Well Control Flashcards
List 5 warning signs of kicks while drilling.
Flow rate increase, well flows with pump off, pit gain, drilling break, lost circulation, drilling into a fracture, increase in torque and drag, increase connection or background gas.
While drilling a horizontal well with water base mud, a kick is taken and the well is shut in immediately without a flow check. How much of a difference would you see between SIDPP and SICP?
There should be little or no difference between SIDPP and SICP if the kick is still in the horizontal section. Gas does not migrate horizontally.
What does shut in drill pipe pressure tell you?
It is the difference between formation pressure and hydrostatic pressure in the drill pipe.
Have you been in a well control situation before? If so, describe your role and what happened.
yes. Do not rig out wire line when stuck in the hole without being shut in. Even if you think you have cemented off all the gas zones.
On a connection you notice that the off bottom circulating pressure has dropped by 1000 kPa. What would you do?
Investigate for lost circulation, gas-cut mud in annulus, dump valve stuck open, washout in string pump losing suction, leak on surface, pump washout, motor drive line twist off.

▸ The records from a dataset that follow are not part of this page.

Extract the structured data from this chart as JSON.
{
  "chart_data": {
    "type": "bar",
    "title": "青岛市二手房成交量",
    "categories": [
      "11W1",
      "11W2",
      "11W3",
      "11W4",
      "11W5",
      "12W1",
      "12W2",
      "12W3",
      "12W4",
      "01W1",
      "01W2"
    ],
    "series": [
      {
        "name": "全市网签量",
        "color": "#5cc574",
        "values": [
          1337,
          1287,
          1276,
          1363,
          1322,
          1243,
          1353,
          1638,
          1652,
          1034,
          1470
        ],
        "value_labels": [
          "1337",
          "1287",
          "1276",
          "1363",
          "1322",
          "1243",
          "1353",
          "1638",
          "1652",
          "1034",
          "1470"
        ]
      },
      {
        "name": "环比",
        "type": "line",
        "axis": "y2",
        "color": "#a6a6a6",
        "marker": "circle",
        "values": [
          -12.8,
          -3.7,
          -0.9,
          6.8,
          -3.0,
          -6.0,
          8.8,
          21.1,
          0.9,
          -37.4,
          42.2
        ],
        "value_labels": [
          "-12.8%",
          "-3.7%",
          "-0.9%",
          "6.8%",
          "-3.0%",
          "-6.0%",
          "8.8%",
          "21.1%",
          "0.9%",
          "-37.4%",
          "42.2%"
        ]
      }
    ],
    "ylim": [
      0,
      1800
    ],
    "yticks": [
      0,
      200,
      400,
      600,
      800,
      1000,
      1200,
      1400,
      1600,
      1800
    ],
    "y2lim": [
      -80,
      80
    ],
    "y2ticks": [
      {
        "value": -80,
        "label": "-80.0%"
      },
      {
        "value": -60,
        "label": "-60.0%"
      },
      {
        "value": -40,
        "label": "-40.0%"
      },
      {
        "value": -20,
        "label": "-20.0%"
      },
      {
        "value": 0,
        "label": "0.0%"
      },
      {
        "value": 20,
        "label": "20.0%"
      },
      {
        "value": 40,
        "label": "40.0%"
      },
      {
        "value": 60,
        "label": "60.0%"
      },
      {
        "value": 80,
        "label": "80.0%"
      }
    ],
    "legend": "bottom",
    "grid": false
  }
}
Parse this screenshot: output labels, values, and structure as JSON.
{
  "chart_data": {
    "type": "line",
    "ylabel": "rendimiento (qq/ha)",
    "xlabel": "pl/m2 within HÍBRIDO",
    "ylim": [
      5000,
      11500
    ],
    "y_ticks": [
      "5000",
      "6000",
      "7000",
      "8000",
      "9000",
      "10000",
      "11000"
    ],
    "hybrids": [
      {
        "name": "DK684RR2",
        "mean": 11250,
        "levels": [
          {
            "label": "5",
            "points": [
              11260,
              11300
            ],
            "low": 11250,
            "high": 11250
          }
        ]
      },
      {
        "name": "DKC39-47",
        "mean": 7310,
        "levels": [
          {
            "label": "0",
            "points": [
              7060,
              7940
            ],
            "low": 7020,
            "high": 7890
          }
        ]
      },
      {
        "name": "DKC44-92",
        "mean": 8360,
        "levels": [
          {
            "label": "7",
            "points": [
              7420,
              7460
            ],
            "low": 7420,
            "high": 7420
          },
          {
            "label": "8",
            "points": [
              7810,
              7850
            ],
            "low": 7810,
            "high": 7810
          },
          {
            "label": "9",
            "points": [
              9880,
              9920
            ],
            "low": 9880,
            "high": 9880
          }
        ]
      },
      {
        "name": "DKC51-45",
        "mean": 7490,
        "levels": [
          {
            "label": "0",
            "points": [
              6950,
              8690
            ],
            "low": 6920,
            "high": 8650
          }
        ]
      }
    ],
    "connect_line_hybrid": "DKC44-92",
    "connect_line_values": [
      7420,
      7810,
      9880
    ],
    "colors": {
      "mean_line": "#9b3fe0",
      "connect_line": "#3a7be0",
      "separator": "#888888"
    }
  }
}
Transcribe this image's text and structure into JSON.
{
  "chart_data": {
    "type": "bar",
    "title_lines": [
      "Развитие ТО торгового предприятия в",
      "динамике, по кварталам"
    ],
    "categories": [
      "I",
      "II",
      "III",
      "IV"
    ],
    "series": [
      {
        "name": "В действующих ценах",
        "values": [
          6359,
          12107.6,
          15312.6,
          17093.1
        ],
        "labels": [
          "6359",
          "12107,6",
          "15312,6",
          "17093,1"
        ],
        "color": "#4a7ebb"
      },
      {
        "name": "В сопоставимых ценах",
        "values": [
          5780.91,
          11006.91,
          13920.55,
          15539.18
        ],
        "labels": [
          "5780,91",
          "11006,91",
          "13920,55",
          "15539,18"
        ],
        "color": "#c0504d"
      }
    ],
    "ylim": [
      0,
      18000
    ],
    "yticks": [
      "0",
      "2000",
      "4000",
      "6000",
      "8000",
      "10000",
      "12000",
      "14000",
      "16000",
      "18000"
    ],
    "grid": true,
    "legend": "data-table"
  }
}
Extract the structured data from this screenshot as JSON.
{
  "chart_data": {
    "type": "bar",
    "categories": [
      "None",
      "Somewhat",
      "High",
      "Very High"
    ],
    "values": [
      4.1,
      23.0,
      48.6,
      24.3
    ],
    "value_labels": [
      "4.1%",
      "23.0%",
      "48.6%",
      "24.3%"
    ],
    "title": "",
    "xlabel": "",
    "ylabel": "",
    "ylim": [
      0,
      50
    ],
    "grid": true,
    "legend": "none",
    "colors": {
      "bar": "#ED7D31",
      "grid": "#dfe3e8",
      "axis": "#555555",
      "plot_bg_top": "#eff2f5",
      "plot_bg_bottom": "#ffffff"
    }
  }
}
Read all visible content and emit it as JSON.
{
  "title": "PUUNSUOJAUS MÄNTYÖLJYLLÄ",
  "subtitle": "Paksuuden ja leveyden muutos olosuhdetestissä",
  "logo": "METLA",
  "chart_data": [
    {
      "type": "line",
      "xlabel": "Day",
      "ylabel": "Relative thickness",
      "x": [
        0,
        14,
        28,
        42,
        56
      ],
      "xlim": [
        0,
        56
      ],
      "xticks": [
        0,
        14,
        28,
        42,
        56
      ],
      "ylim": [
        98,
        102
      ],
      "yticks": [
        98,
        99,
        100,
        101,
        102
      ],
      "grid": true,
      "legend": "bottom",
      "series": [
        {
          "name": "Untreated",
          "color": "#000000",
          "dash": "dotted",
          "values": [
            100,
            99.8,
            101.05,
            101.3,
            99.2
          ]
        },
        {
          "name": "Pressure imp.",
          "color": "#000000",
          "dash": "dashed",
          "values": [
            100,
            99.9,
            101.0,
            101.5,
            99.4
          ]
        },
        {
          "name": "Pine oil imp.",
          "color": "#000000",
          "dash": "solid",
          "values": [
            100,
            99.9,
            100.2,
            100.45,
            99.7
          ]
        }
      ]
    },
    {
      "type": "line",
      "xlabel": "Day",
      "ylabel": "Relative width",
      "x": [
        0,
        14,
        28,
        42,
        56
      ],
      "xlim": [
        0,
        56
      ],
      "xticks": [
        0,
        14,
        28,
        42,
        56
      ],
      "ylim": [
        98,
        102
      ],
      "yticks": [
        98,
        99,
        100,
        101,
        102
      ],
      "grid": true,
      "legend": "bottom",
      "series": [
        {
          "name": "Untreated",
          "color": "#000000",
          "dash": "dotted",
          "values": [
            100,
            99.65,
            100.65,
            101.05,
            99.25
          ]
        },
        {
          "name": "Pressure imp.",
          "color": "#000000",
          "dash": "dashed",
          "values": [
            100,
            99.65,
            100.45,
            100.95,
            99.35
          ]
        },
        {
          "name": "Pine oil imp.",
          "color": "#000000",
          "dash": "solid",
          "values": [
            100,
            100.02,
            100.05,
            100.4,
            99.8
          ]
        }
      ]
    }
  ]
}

How and when is nitrogen used to unstuck pipe? How would you plan it?
when you are diff stuck.
By Directive 36, function testing Class II-VI BOP’s and HCR for an inspector requires the accumulator pumps be shut down for the test. What is the minimum accumulator pressure during the test and what is the minimun time to recharge the accumulator back to operating pressure when the pump is turned back on? What practices have you done to monitor accumulator performance?
8400 kPa and 5 minutes
With surface casing run, what should the minimum pressure test values be for high and low pressure tests on the annular, rams and choke manifold for a 21,000 kPa Class IV stack (Alberta) and manifold and what constitutes a valid pressure test?
1400 kPa low, 7000 kPa high on the annular, rams and manifold. A 10% bleed off is permitted. A valid pressure test consists of a 0 kPa pressure drop
What are the pressure testing requirements for different class BOP’s and casing strings?
Class 1 BOP’s do not require to be pressure tested - only functioned Other classes required all associated components to be tested with a 10 minute low and high test Every casing string requires a low and high pressure test immediately after cementing
Understanding the appropriate BOP’s in different thermal areas - Class 1, 2, 3 or 4?
Class 1 can be used for surface hole when hydrocarbon zones may be encountered or high watertables (artesian aquifers).
Class 1 used in low risk areas (Oil Sands Approved areas) - Directive 8, Checklist 3 posted.
Different minimum pressure ratings.
Depth ratings.
BOP Components
What is a well barrier? Give examples
Well barriers can be fluid hydrostatic pressure or a mechanical. Purpose of a well barrier is prevent formation fluid from flowing unintentionally to surface or into another formation. Barriers must be independent and tested for verification.
Primary Barrier: drilling fluid Secondary Barriers: BOPs, wellhead, casing, cement, etc.
How would you validate a barrier? Give Examples
Drilling Fluid: confirm fluid density provides adequate hystrostatic pressure to contain formation pressures
Mechanical Barrier: pressure test in the direction of flow (if possible), to maximum expected differential pressure or to regulatory requirement, whichever is higher.
What was the barrier policy of your previous employer? Or what is the the barrier policy at Husky?
Husky’s barrier policy is to have at least two independent and tested barriers available in order to control the potential flow path during well operations.
What are important considerations for well barriers?
Most operations will require 2 barriers in place at all times where potential exists for uncontrolled flow, exceptions to this normally require a risk assessment by the operator (and MOC). Barrier must withstand max pressure differential it is exposed to. Barrier location must be known and must have a positive or negative pressure test to provide verification (if practical test should be in the direction of flow) Barriers must be independent so no single barrier failure will allow flowA failed barrier must be accessible to repair without impacting the 2nd active barrier
Explain some well conditions when drilling fluid would need to be validated as a well barrier?
‘Example: 1) Drilling into over-pressure formation usually requires increasing the mud density to control fluid/gas influx. Before drilling ahead, often a short wiper trip and circulating bottoms-up is conducted to confirm drilling fluid has adequate hydrostatic pressure (trip margin) to drill ahead or trip out of hole.
‘Example 2) During MPD operations the well is circulated to kill fluid at the heel, then monitored to ensure mud density is adequate to limit ballooning and still control the well before tripping out of hole.